Assignment 1 – text compression

due at 23:59 on   +50


In this activity, we will investigate the Huffman algorithm for text compression. You’ve already seen one example of a Huffman encoding, represented by the strange-looking tree on the handout labeled “variable-bit Huffman encoding.”

You will follow the Huffman algorithm and create a tree of your own, based on the character frequencies of a message that I provide. The video below illustrates the algorithm on paper. I apologize that the resolution and audio quality aren’t great, but it should be understandable. The final encoding and tree are also pictured below.

*Error at 21:54 – 39×5 should be 195 bits.

The tree I produced

The tree I produced

Encoding the phrase using that tree, result is 148 bits

Encoding the phrase using that tree, result is 148 bits

You should also answer the following questions.

  1. How many distinct characters did your message contain?

  2. If we were using a fixed-width encoding, how many bits (per character) would you need to represent just those characters?

  3. What is the most frequent character in your message, and how many times did it appear?

  4. How many bits are used to represent the most frequent character in your message?

  5. What is the most number of bits used to encode any character in your message?

  6. Use the tree you produced to encode the entire message you were given. How many bits are used, in total?

The technique in the rest of this document refers to using sticky notes and only drawing the tree at the end. Either way, the result should be the same. (The sticky notes were a little harder to manage on video.) If you were able to get your tree and answer the six questions above then you’re done – submit as follows.

How to submit

Take a photo of the tree you drew that represents your variable-width Huffman encoding.
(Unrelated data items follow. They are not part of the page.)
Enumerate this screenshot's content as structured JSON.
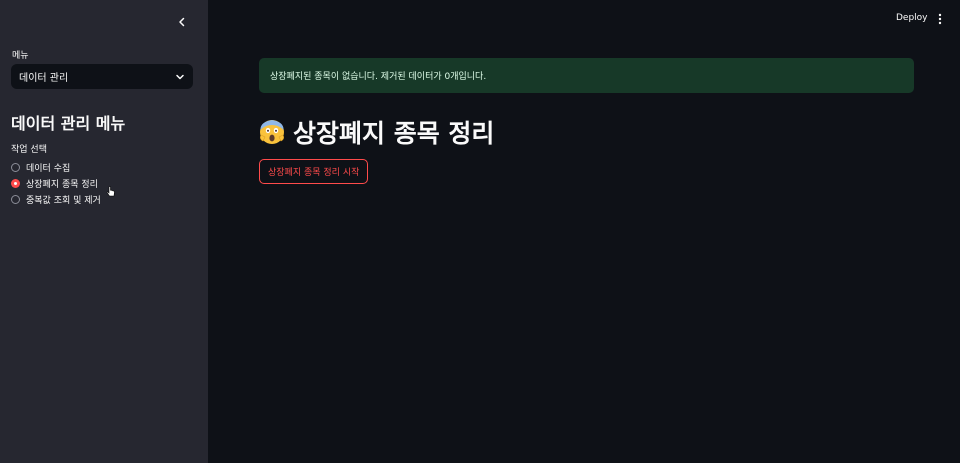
{
  "sidebar": {
    "menu_label": "메뉴",
    "menu_select_value": "데이터 관리",
    "heading": "데이터 관리 메뉴",
    "radio_label": "작업 선택",
    "radio_options": [
      {
        "label": "데이터 수집",
        "checked": false
      },
      {
        "label": "상장폐지 종목 정리",
        "checked": true
      },
      {
        "label": "중복값 조회 및 제거",
        "checked": false
      }
    ]
  },
  "header": {
    "deploy_label": "Deploy"
  },
  "main": {
    "alert_text": "상장폐지된 종목이 없습니다. 제거된 데이터가 0개입니다.",
    "title": "상장폐지 종목 정리",
    "title_emoji": "scream-emoji",
    "button_label": "상장폐지 종목 정리 시작"
  },
  "colors": {
    "sidebar_bg": "#262730",
    "main_bg": "#0e1117",
    "accent": "#ff4b4b",
    "success_bg": "#173928",
    "success_text": "#dffde9"
  }
}
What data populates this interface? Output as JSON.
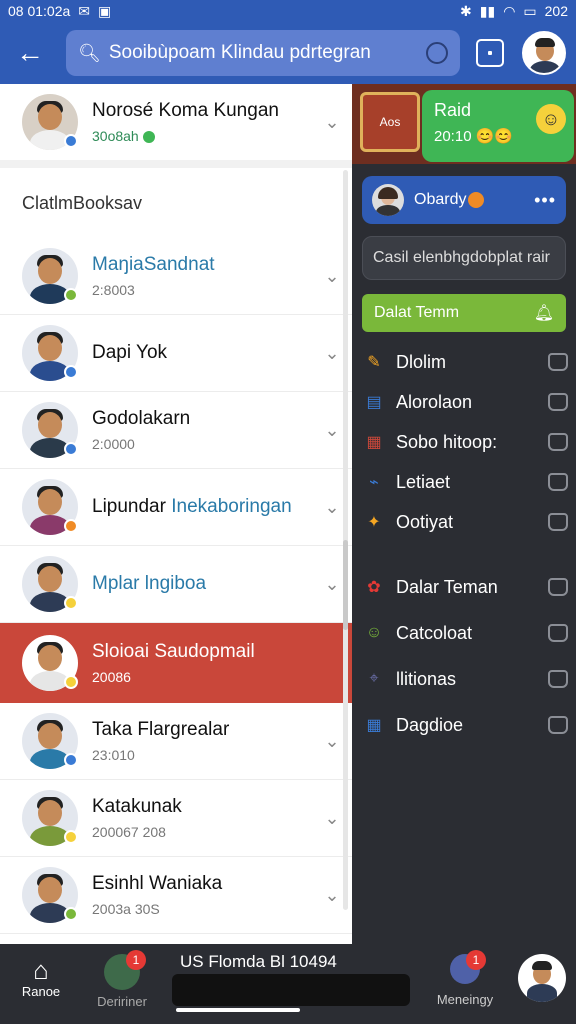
{
  "status_bar": {
    "time": "08 01:02a",
    "right_text": "202"
  },
  "search": {
    "placeholder": "Sooibùpoam Klindau pdrtegran"
  },
  "pinned_contact": {
    "name": "Norosé Koma Kungan",
    "sub": "30o8ah"
  },
  "section_title": "ClatlmBooksav",
  "contacts": [
    {
      "name": "MaŋiaSandnat",
      "sub": "2:8003",
      "dot": "#7ab83a",
      "shirt": "#1f3a5a"
    },
    {
      "name": "Dapi Yok",
      "sub": "",
      "dot": "#3a7bd5",
      "shirt": "#2a4d8f"
    },
    {
      "name": "Godolakarn",
      "sub": "2:0000",
      "dot": "#3a7bd5",
      "shirt": "#2a3a4a"
    },
    {
      "name_a": "Lipundar ",
      "name_b": "Inekaboringan",
      "sub": "",
      "dot": "#f08b25",
      "shirt": "#8a3a6a"
    },
    {
      "name": "Mplar lngiboa",
      "sub": "",
      "dot": "#f5d13b",
      "shirt": "#2d3b55"
    },
    {
      "name": "Sloioai Saudopmail",
      "sub": "20086",
      "dot": "#f5d13b",
      "shirt": "#e6e6e6",
      "active": true
    },
    {
      "name": "Taka Flargrealar",
      "sub": "23:010",
      "dot": "#3a7bd5",
      "shirt": "#2a7aa8"
    },
    {
      "name": "Katakunak",
      "sub": "200067 208",
      "dot": "#f5d13b",
      "shirt": "#7a9a3a"
    },
    {
      "name": "Esinhl Waniaka",
      "sub": "2003a 30S",
      "dot": "#7ab83a",
      "shirt": "#2d3b55"
    }
  ],
  "right_panel": {
    "tv_label": "Aos",
    "notification": {
      "title": "Raid",
      "time": "20:10"
    },
    "user": {
      "name": "Obardy"
    },
    "compose_placeholder": "Casil elenbhgdobplat rair",
    "group_label": "Dalat Temm",
    "menu": [
      {
        "label": "Dlolim",
        "icon": "pencil-icon",
        "color": "#f5a623"
      },
      {
        "label": "Alorolaon",
        "icon": "book-icon",
        "color": "#3a7bd5"
      },
      {
        "label": "Sobo hitoop:",
        "icon": "calendar-icon",
        "color": "#c9473a"
      },
      {
        "label": "Letiaet",
        "icon": "tag-icon",
        "color": "#3a7bd5"
      },
      {
        "label": "Ootiyat",
        "icon": "ticket-icon",
        "color": "#f5a623"
      },
      {
        "label": "Dalar Teman",
        "icon": "flower-icon",
        "color": "#e53935"
      },
      {
        "label": "Catcoloat",
        "icon": "person-icon",
        "color": "#7ab83a"
      },
      {
        "label": "llitionas",
        "icon": "pin-icon",
        "color": "#6a6ea8"
      },
      {
        "label": "Dagdioe",
        "icon": "grid-icon",
        "color": "#3a7bd5"
      }
    ]
  },
  "bottom_nav": {
    "home_label": "Ranoe",
    "d_label": "Deririner",
    "d_badge": "1",
    "mini_status": "US Flomda Bl 10494",
    "m_label": "Meneingy",
    "m_badge": "1"
  }
}
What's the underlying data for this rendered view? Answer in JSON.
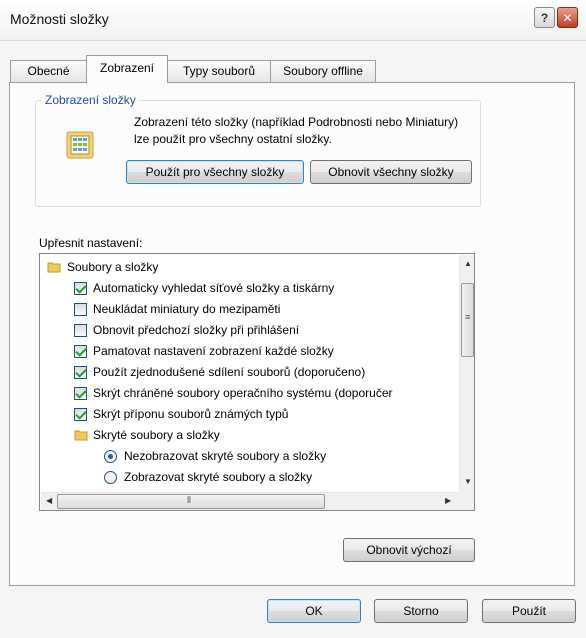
{
  "window": {
    "title": "Možnosti složky",
    "help_label": "?",
    "close_label": "✕"
  },
  "tabs": [
    {
      "label": "Obecné",
      "active": false
    },
    {
      "label": "Zobrazení",
      "active": true
    },
    {
      "label": "Typy souborů",
      "active": false
    },
    {
      "label": "Soubory offline",
      "active": false
    }
  ],
  "folder_view": {
    "group_label": "Zobrazení složky",
    "description": "Zobrazení této složky (například Podrobnosti nebo Miniatury) lze použít pro všechny ostatní složky.",
    "apply_all_label": "Použít pro všechny složky",
    "reset_all_label": "Obnovit všechny složky"
  },
  "advanced": {
    "label": "Upřesnit nastavení:",
    "items": [
      {
        "kind": "folder",
        "label": "Soubory a složky"
      },
      {
        "kind": "checkbox",
        "checked": true,
        "label": "Automaticky vyhledat síťové složky a tiskárny"
      },
      {
        "kind": "checkbox",
        "checked": false,
        "label": "Neukládat miniatury do mezipaměti"
      },
      {
        "kind": "checkbox",
        "checked": false,
        "label": "Obnovit předchozí složky při přihlášení"
      },
      {
        "kind": "checkbox",
        "checked": true,
        "label": "Pamatovat nastavení zobrazení každé složky"
      },
      {
        "kind": "checkbox",
        "checked": true,
        "label": "Použít zjednodušené sdílení souborů (doporučeno)"
      },
      {
        "kind": "checkbox",
        "checked": true,
        "label": "Skrýt chráněné soubory operačního systému (doporučer"
      },
      {
        "kind": "checkbox",
        "checked": true,
        "label": "Skrýt příponu souborů známých typů"
      },
      {
        "kind": "folder",
        "label": "Skryté soubory a složky"
      },
      {
        "kind": "radio",
        "checked": true,
        "label": "Nezobrazovat skryté soubory a složky"
      },
      {
        "kind": "radio",
        "checked": false,
        "label": "Zobrazovat skryté soubory a složky"
      }
    ],
    "restore_defaults_label": "Obnovit výchozí"
  },
  "footer": {
    "ok_label": "OK",
    "cancel_label": "Storno",
    "apply_label": "Použít"
  }
}
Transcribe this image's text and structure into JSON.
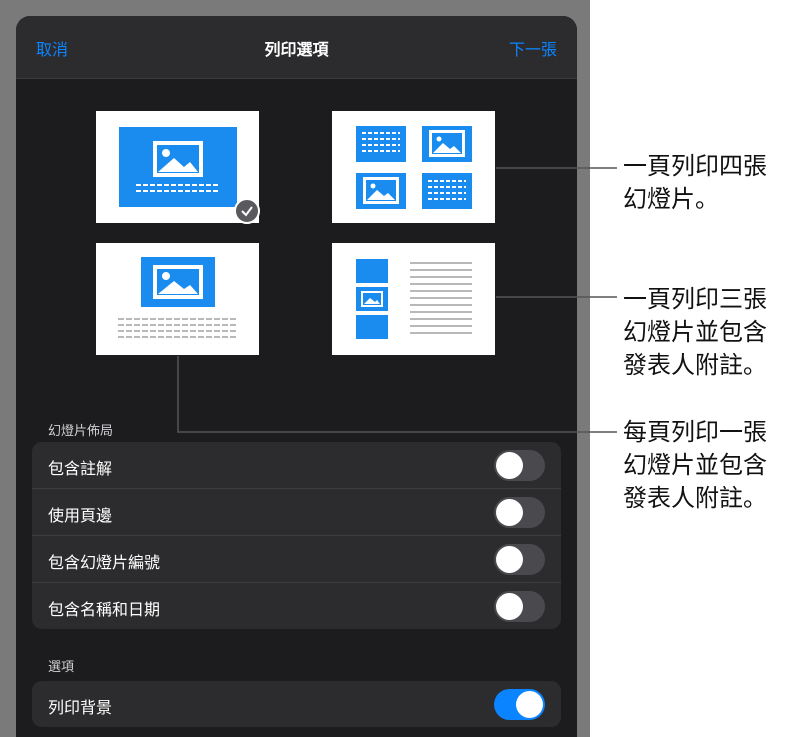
{
  "header": {
    "cancel_label": "取消",
    "title": "列印選項",
    "next_label": "下一張"
  },
  "layouts": [
    {
      "id": "one-per-page",
      "selected": true
    },
    {
      "id": "four-per-page",
      "selected": false
    },
    {
      "id": "one-with-notes",
      "selected": false
    },
    {
      "id": "three-with-notes",
      "selected": false
    }
  ],
  "slide_layout_section": {
    "label": "幻燈片佈局",
    "rows": [
      {
        "label": "包含註解",
        "on": false
      },
      {
        "label": "使用頁邊",
        "on": false
      },
      {
        "label": "包含幻燈片編號",
        "on": false
      },
      {
        "label": "包含名稱和日期",
        "on": false
      }
    ]
  },
  "options_section": {
    "label": "選項",
    "rows": [
      {
        "label": "列印背景",
        "on": true
      }
    ]
  },
  "callouts": [
    {
      "lines": [
        "一頁列印四張",
        "幻燈片。"
      ]
    },
    {
      "lines": [
        "一頁列印三張",
        "幻燈片並包含",
        "發表人附註。"
      ]
    },
    {
      "lines": [
        "每頁列印一張",
        "幻燈片並包含",
        "發表人附註。"
      ]
    }
  ],
  "colors": {
    "accent": "#0a84ff",
    "slide_blue": "#1a8cf0",
    "panel": "#1c1c1e"
  }
}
Try to make it as legible as possible – redraw on a fresh sheet of paper if needed.

Write your answers to the six questions into a text document – the formats .doc, .docx, .txt, or odt are all fine.

Upload both files to this dropbox for assignment 1

Phase 1: count letter frequency

Start with a stack of blank sticky notes and the message you were given. We’re going to consider each of the characters in your message, in order. Suppose the first character is a G. We would write the G on a sticky note – roughly at the center left – and also begin a tally in the lower left corner. Leave some space above and below the character, as shown:

Move on to the next character in your message. Assuming it is a different character, make a new sticky for that one.

When you encounter a character that you’ve seen before, do not create a new note, but instead update the tally on the existing note containing that character. In this example, we’ve just seen the character E for the third time:

Continue doing this for the entire length of your message. You will now have a count of the frequencies of each character. Write the frequency in conventional (base ten) notation in the upper left. Here’s a small sample:

In the next section, we will process these characters in order from lowest frequency to highest. So you may want to take a moment now to arrange them in roughly that order on your desktop.

Phase 2: merge tiles

The algorithm continues by repeatedly merging sticky notes, as described here. Start by choosing two notes with the lowest frequencies. Probably you had several characters with a frequency of one, so you can just choose two of them arbitrarily. Place them side by side in your work area:

In the section beneath the character and starting from the right, write a zero on the left note and a one on the right note:

Then, stick the right one onto the bottom of the left one. Cross out the frequencies and replace the top one with their sum – in this case, 1+1 is 2:

Now you will treat this ‘merged’ note as if it were a single one, so place it somewhere among other characters with frequency=2.

Continue merging together your lowest-frequency letters like this. It’s okay to pair a frequency=1 with a frequency=2 if it’s the last frequency=1 remaining – then the merged frequency would be 3.

Before long, you’ll have to merge notes that themselves are already merged. In the example below, we paired the last frequency=1 character (K) with a group (MJ) that has frequency=2:

As before, we write a zero on the left note. And we write ones on all of the right notes… to the left of whatever code is already there:

Again, stick the right note onto the bottom of the left one. Cross out the frequencies and replace the top one with their sum – in this case, 1+2 is 3.

Continue merging notes using this technique until every character in your message is merged into one big note. Then you will have a distinct binary encoding underneath each character. Probably you should take a photo of your encoding, and/or write down the bits produced for each character elsewhere.

Visualize encoding as a tree

As in the handout on variable-bit Huffman encoding, the character encodings you produced should fit nicely into a binary tree. I’ll do a small example below. Our algorithm has produced the encodings 00 for K, 010 for M, 011 for J, and 1 for E.

We interpret a 0 as choosing the left path in a binary tree, and 1 as the right path. So to get to the K from the root we would go left, twice. For the E, we go right just once. The M and J both have the prefix 01, so they sit at a “sub-tree” reached by going left then right.